サクラパックス(富山市) 段ボール 魔法の素材

2020年9月24日 05時00分 (9月24日 10時08分更新)
医療現場の飛沫感染防止に役立つ「セーフティ・キューブ」(サクラパックス提供)

医療現場の飛沫感染防止に役立つ「セーフティ・キューブ」(サクラパックス提供)

  • 医療現場の飛沫感染防止に役立つ「セーフティ・キューブ」(サクラパックス提供)
  • 熊本城の組み立てキットを手に、「困っている人を笑顔にしたい」と語る橋本淳社長=富山市で
  • 最重点目標

◇包装資材メーカー


 段ボールなどの包装資材メーカーのサクラパックス(富山市)は「困っている人を笑顔にしよう」との理念の下、本業を通じて環境への配慮や防災、被災地の復興に協力してきた。最近では新型コロナウイルスと闘う医療現場の支援にも取り組んでいる。
 包装資材のニーズは、形状や強度、内容物の情報漏えい防止と幅広い。構造設計を最大の強みに、充実した評価試験の設備も駆使してニーズに応えるだけでない。
 「環境に一番良いのは包むモノをなくすこと。ゼロというわけにはいかないが、できるだけ材料を使わないようにしている」と橋本淳(あつし)社長(49)。コストや環境負荷の低減も意識した設計はSDGsの目標(9)「産業と技術革新の基盤をつくろう」と合致する。
 リサイクル率が約90%とされる段ボール自体が環境にやさしい素材だが、同社では包装に使った段ボールを別の用途で再利用する「アップサイクル」の普及啓発にも力を入れる。ブックカバーや名刺入れなどを作るワークショップを社内外で開催。各地の防災イベントでは、参加者が間仕切りなど避難所の必需品を段ボールで作るセミナーを開いた。
 この活動の背景には、東日本大震災で日本青年会議所の副会頭として被災地支援を指揮した橋本社長自身の経験がある。靴箱や間仕切り、ベッドといった避難所で必要なものを段ボールで手軽に作れることから、支援先の関係者に「魔法の素材だ」と言われたことが胸に響いたという。
 二〇一七年には、前年の熊本地震で被害を受けた熊本城の再建を応援するため、段ボールで熊本城のミニチュアを組み立てるキットを発売。これまでに約二万個分、計四千万円の売り上げ全額を寄付した。
 現在は今年七月に熊本を中心に被害が発生した豪雨災害の支援に目的を切り替え、販売を続ける。防災の取り組みとともにSDGsの目標(11)「住み続けられるまちづくりを」に通じる。
 コロナ禍では「何とか病院の助けになりたい」との思いから、医師らを飛沫(ひまつ)感染から守るために患者の頭部を覆う段ボール製の使い捨てカバー「セーフティ・キューブ」を富山大病院と共同で開発。富山県内の医療機関に無償提供し、九月からは自社サイトでの販売も始めた。橋本社長は「目の前の人を笑顔にする活動に集中することが、ゆくゆくはSDGsの目標達成につながっていく」と信じている。 (中平雄大)

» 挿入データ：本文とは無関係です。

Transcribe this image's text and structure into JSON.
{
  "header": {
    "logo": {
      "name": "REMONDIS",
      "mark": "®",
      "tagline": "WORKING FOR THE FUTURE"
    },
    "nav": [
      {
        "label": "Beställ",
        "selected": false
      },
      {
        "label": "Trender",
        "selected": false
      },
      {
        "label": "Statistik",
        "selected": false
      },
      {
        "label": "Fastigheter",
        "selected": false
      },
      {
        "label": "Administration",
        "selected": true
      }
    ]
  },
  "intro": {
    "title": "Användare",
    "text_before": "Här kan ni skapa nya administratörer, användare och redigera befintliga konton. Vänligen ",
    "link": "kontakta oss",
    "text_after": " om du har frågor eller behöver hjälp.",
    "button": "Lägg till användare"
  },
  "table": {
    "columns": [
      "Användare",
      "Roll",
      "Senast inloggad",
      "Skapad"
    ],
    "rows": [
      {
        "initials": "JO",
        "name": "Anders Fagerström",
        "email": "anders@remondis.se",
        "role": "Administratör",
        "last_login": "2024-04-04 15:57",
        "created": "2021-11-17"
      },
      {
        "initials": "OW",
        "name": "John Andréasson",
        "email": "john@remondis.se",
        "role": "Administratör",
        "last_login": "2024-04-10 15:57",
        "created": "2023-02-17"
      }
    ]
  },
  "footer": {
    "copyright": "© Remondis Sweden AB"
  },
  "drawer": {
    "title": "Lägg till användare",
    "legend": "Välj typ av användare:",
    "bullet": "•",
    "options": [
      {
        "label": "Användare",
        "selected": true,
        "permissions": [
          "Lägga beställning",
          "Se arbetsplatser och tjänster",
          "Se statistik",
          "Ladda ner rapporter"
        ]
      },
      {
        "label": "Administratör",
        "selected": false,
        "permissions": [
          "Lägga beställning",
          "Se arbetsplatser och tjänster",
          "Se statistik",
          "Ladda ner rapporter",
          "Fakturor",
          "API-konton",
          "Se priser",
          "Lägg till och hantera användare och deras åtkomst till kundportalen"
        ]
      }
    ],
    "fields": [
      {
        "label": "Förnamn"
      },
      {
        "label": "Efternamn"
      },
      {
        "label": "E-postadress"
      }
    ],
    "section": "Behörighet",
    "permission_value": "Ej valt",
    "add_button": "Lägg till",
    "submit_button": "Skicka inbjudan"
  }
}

【メモ】SDGs=「誰一人取り残さない」という考え方のもと、人種や性別、地域などを超えて地球上のみんながそろって幸せになることを目指す国連の目標。「貧困をなくそう」「すべての人に健康と福祉を」「人や国の不平等をなくそう」など17のテーマ別の目標がある。SDGsは「Sustainable Development Goals(持続可能な開発目標)」の略。

【会社メモ】1947年、興国人絹パルプ(現・興人)の富山加工所として板紙類の加工販売を始める。49年に桜橋紙工業へと社名変更し、52年に段ボール製造を開始。90年に現社名に変更する。富山県射水市と石川県白山市、新潟市に工場がある。従業員は315人。本社は富山市高木。